The answer is fairly straight forward but is "It depends". How much data do you have? What is the velocity of data coming in? Is there a compliance requirement that demands the configuration take full effect immediately?
Note: If all you did was add new data sources or features for new data sources, there is no need to worry. Just update your configuration and move on as the existing data is not impacted.
Option 1: Let nature take it's course
For large deployments this is almost always the right choice. The configuration changes tend to impact a small percentage of records, though they could be hard/expensive to identify which, and the velocity of data is high. As new data comes in, the system will use the new configuration to effect changes so the system will adjust over time with no need for the customer to do anything.
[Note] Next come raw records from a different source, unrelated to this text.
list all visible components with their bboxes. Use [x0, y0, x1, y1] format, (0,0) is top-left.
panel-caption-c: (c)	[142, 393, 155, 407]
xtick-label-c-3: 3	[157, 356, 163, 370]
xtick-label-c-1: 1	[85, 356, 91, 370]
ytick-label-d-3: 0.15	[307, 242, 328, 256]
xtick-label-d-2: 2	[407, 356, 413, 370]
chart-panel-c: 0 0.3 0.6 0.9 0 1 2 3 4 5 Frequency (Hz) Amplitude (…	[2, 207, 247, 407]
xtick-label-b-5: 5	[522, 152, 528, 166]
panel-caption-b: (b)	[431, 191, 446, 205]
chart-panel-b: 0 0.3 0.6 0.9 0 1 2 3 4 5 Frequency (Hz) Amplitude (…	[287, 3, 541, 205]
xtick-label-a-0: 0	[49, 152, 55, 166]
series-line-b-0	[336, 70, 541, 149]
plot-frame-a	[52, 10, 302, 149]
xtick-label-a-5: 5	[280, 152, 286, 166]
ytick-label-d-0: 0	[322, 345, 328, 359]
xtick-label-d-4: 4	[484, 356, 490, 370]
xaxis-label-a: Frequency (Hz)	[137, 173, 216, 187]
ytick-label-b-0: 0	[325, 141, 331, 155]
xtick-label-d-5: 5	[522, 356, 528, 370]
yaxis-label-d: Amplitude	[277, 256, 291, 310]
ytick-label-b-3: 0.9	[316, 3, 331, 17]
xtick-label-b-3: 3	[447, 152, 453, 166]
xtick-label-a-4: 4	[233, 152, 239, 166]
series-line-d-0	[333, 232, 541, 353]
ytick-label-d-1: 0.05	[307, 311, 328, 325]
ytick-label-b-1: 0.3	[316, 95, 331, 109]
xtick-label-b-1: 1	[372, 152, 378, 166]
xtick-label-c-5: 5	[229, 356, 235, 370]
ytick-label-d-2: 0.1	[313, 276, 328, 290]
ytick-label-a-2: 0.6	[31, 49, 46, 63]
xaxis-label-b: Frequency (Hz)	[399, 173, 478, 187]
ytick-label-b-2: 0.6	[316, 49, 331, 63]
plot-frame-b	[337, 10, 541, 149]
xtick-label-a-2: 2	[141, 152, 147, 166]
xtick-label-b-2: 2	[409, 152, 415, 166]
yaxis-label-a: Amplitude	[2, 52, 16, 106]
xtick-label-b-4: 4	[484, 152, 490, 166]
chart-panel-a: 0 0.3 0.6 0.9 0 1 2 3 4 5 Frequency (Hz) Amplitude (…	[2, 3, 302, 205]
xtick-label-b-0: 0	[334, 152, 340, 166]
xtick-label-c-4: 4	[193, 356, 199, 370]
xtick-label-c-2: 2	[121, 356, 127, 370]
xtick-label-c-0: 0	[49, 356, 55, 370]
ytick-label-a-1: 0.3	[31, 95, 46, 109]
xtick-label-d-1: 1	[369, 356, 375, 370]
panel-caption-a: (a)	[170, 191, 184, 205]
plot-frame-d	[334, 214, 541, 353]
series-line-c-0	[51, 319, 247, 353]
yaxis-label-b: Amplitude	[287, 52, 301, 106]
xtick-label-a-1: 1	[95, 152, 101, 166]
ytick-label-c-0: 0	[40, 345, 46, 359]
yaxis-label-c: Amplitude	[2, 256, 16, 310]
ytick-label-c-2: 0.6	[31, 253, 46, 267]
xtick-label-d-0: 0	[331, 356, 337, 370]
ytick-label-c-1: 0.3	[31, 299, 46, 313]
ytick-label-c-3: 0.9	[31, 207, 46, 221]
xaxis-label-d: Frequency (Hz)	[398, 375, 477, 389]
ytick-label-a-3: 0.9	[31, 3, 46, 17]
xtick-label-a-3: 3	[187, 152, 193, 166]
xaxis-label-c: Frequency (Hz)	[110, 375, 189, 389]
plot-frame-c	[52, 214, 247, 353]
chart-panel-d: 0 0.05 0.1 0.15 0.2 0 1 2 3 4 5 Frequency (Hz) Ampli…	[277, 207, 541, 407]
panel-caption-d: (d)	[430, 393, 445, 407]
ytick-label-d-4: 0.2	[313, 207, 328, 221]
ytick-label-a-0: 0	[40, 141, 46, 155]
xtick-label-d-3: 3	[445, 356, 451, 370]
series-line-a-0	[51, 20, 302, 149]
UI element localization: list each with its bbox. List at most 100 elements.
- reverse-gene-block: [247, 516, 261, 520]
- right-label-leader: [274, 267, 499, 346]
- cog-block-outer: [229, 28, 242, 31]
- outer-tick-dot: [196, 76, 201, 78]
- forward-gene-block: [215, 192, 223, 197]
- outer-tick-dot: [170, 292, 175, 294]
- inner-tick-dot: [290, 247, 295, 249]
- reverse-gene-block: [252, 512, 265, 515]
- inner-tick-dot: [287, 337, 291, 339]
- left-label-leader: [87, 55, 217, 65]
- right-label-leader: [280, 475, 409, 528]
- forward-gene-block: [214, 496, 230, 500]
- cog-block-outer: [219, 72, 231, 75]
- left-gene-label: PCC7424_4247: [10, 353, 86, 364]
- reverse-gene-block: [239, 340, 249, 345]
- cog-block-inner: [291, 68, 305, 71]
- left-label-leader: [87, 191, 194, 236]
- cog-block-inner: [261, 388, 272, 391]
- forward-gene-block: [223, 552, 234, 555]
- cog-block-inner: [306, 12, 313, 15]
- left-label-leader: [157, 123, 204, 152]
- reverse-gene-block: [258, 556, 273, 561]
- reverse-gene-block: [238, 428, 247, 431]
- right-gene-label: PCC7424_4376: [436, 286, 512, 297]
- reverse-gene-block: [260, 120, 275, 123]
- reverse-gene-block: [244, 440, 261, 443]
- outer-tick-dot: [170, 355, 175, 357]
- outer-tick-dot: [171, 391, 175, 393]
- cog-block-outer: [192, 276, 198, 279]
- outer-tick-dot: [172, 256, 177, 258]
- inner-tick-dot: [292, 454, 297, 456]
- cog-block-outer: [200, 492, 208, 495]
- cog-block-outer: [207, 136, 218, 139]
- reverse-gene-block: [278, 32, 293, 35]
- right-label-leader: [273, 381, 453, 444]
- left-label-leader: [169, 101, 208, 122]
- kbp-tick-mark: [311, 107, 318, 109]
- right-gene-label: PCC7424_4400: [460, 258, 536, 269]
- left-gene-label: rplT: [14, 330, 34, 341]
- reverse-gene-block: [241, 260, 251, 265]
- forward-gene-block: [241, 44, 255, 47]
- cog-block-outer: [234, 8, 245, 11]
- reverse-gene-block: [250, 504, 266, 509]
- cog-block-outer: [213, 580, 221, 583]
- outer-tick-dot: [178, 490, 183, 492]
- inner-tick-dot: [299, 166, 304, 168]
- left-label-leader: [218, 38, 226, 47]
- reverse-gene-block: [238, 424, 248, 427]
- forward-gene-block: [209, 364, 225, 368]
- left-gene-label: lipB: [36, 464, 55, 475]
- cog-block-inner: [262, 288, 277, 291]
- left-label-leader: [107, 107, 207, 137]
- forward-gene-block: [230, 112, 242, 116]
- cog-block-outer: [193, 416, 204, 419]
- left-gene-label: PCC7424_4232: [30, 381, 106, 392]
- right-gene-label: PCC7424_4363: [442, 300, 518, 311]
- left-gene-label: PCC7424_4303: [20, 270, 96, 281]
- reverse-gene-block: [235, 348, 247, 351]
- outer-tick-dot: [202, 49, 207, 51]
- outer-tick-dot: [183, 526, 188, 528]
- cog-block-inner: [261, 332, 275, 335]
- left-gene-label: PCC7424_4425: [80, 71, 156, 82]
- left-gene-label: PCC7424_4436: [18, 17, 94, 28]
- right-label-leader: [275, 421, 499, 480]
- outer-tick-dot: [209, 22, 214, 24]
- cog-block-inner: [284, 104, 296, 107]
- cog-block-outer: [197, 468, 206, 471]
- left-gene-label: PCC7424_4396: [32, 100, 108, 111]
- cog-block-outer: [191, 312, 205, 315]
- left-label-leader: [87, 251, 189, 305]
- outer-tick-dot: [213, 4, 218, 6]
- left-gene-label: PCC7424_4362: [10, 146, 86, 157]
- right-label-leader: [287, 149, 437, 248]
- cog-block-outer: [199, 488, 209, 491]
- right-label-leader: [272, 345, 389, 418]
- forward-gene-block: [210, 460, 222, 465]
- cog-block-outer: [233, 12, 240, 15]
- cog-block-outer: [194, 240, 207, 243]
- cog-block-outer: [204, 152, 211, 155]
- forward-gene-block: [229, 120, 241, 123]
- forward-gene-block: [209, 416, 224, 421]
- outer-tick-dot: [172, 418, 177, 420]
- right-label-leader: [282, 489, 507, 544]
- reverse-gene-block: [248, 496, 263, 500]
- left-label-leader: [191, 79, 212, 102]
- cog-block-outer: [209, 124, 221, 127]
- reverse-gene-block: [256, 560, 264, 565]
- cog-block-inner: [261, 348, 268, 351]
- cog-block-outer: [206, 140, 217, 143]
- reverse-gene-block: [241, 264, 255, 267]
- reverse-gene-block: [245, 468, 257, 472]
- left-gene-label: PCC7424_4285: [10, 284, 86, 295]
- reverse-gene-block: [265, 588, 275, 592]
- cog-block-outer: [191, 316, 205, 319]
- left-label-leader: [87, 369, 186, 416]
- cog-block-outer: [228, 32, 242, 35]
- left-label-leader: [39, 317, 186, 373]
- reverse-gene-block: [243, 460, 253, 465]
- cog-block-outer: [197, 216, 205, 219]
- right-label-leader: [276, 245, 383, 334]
If a user happens upon an entity that is impacted by the change but has yet to be adjusted, a re-evaluation message can be sent just for that record.
If the changes impact data mapping of existing records (e.g. we ignored an attribute that we now use, or we now ignore one we used to use) or impact a significant number of records in an operational way, this is not suitable.
Option 2: Reprocess the records (mapping changes)
If there are mapping changes (e.g. we ignored an attribute that we now use, or we now ignore one we used to use), then the easiest solution is to just reload the original records into the live system. The system will optimize processing on any records that did not change and trigger processing only for the changed records.
Option 3: Reprocess the records (Entity Resolution changes)
If there are Entity Resolution (ER) changes (e.g. making same NAME+same DOB a possible match instead of a match), just reloading the same records will do nothing as the system will see the records haven't changed and not trigger processing.
Senzing has the ability to force a re-evaluation of a record, please contact email@example.com as it is a low level function at this time. We plan to make it a higher level API function in the future.
Option 4: Purge and reload
In development/test systems or in smaller deployments, this is the easiest and expedient way to resolve this. It doesn't matter what the change is, it will fully address it and it will probably be faster to turn around a reload on a small system then decide which of the above options you wish to apply.